There are several examples of Tyndall blue coloration in Lepidoptera. The wings of these species have been shown to be composed of scales that are colored through Tyndall scattering from subwavelength-sized nanostruc-tures.[44] These structures extend from between series of ridges on the surface of the scales down into the body of the scale. In the butterfly Papilio zalmoxis, the scattering structures are in the form of air-filled alveoli approximately 2 mm long and around 220 nm in internal diameter. The simultaneous presence within the alveoli of a UV-absorbing but blue-fluorescing pigment enhances the blue coloration.[44] A melanized underlayer of black scales acts as an absorbing background, preventing the reflection of other wavelengths.
CONCLUSION
There are striking differences between the hues of objects or materials colored through structural means and those colored through pigmentary or other nonstructural means. Depending on structure type and the color mechanism it facilitates, the optical properties of these structurally colored surfaces may manifest themselves through one or several properties: angle-dependent or angle-limited color; narrow or very broad spectral bandwidths; ultrahigh reflectivities or transmissivities; strong polarization effects including polarization rotation on reflection or circularly polarized reflection; bicolor production and subsequent color mixing; and complementary coloration in reflection and transmission.

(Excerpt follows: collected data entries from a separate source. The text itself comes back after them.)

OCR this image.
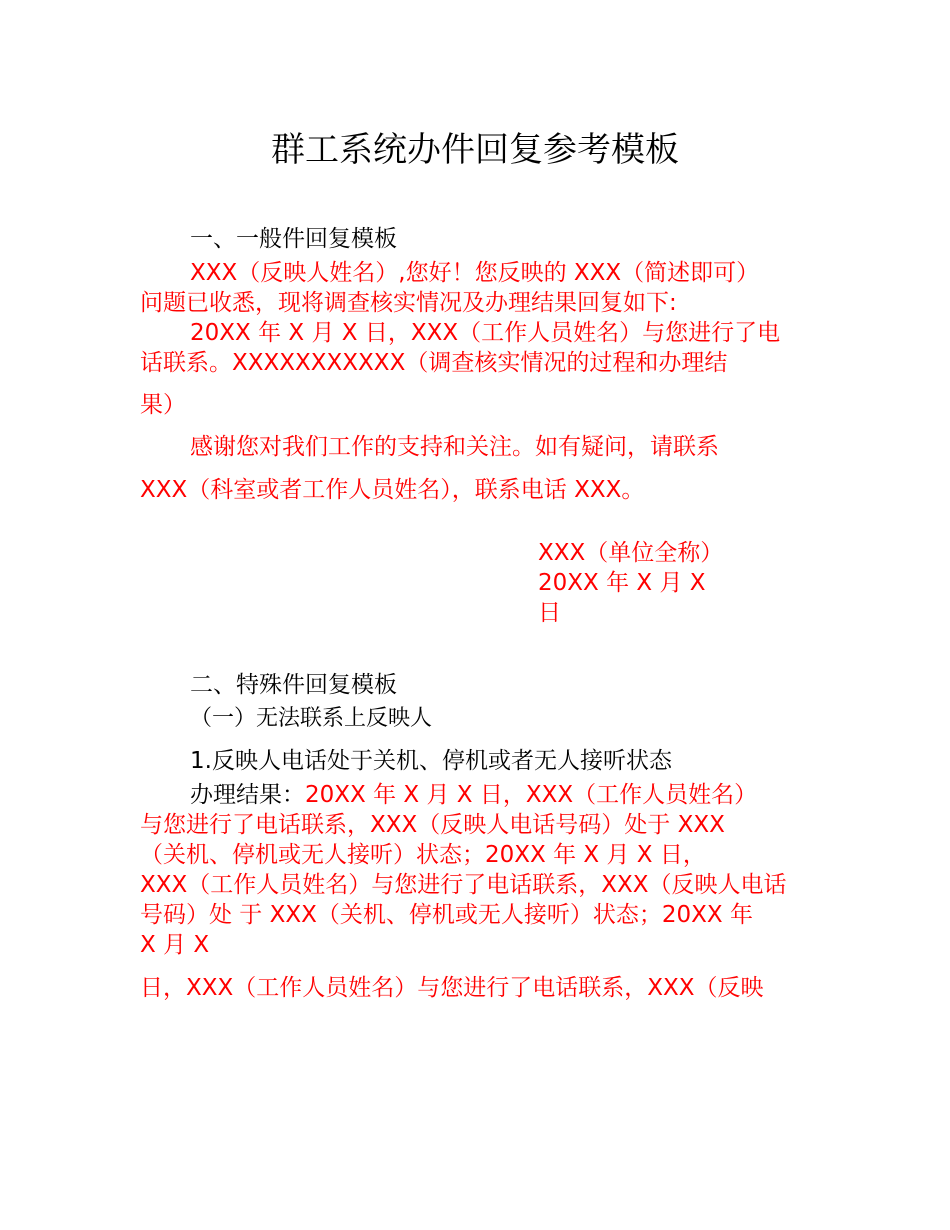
群工系统办件回复参考模板
一、一般件回复模板
XXX（反映人姓名）,您好！您反映的 XXX（简述即可）
问题已收悉，现将调查核实情况及办理结果回复如下:
20XX 年 X 月 X 日，XXX（工作人员姓名）与您进行了电
话联系。XXXXXXXXXXX（调查核实情况的过程和办理结
果）
感谢您对我们工作的支持和关注。如有疑问，请联系
XXX（科室或者工作人员姓名），联系电话 XXX。
XXX（单位全称）
20XX 年 X 月 X
日
二、特殊件回复模板
（一）无法联系上反映人
1.反映人电话处于关机、停机或者无人接听状态
办理结果：20XX 年 X 月 X 日，XXX（工作人员姓名）
与您进行了电话联系，XXX（反映人电话号码）处于 XXX
（关机、停机或无人接听）状态；20XX 年 X 月 X 日，
XXX（工作人员姓名）与您进行了电话联系，XXX（反映人电话
号码）处 于 XXX（关机、停机或无人接听）状态；20XX 年
X 月 X
日，XXX（工作人员姓名）与您进行了电话联系，XXX（反映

In modern technological systems, refraction and scattering are rarely used for the purpose of producing color. In the natural world too, relatively few separate examples exist whereby refraction and scattering in either animate or inanimate systems are the cause of color. True diffraction also occupies a place of relatively minor importance in the production of iridescence in natural systems, although a good number of examples are known to exist. By far the most common mechanism by which color is produced structurally in modern systems and those of the natural world is through interference in multilayered systems. Modern physics has an excellent understanding of both the optical properties of most materials and of the physics of multilayer systems; more importantly, the techniques by which such materials are deposited onto surfaces have been refined and advanced to such an extent that highly specialized systems can now be manufactured at reasonable cost for a variety of optical purposes. In nature too, we see evidence of highly specialized multilayer-based structural color. In most of such natural systems, millions of years of selection pressures have shaped and developed them for a variety of purposes, from that of crypsis to that of specialized conspecific signaling. It is rarely an accident that such complex architecture develops in animate systems without the structural color it produces being designated for a specific use or having a definite biological significance. We now find technology is, for its own purposes, increasingly taking lessons from the design protocols nature has created.